Kasat Lantas Polres Badung AKP Aan Saputra mengaku geram dengan ulah pembalap liar karena cukup meresahkan masyarakat. “Saya pastikan menahan sepeda motor minimal dua bulan. Jika motornya modif atau tak sesuai standar pabrikan apalagi tanpa surat-surat, akan saya proses lebih lama lagi,” tegas Aan Saputra, Selasa 24 Agustus 2021.
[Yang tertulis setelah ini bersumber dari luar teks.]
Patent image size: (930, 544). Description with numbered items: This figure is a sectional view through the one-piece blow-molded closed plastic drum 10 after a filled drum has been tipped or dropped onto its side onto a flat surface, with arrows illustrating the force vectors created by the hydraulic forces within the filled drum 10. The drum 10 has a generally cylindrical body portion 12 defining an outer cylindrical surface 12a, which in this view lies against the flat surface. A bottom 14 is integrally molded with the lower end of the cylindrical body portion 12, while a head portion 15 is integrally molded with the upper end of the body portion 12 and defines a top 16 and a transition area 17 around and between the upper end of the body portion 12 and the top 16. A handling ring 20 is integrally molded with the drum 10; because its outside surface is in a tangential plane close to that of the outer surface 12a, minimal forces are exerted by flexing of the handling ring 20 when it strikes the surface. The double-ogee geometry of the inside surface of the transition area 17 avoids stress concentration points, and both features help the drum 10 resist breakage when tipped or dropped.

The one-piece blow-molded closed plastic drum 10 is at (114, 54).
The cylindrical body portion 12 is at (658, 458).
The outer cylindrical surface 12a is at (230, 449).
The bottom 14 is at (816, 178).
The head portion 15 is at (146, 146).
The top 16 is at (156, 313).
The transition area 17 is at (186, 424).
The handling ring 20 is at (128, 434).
Mantan Kanit Reskrim Polsek Kuta ini mengakui para remaja yang melakukan trek-trekan sangat lihai menghindari petugas dan selalu pindah-pindah lokasi. “Mereka itu memiliki mata-mata dan grup WhatsApp. Pernah mau digerebek, ternyata kedatangan kami diketahui dan mereka langsung bubar. Memang ada seseorang dari mereka yang ditugaskan mengawasi kedatangan petugas dari jauh,” ungkapnya. (dum)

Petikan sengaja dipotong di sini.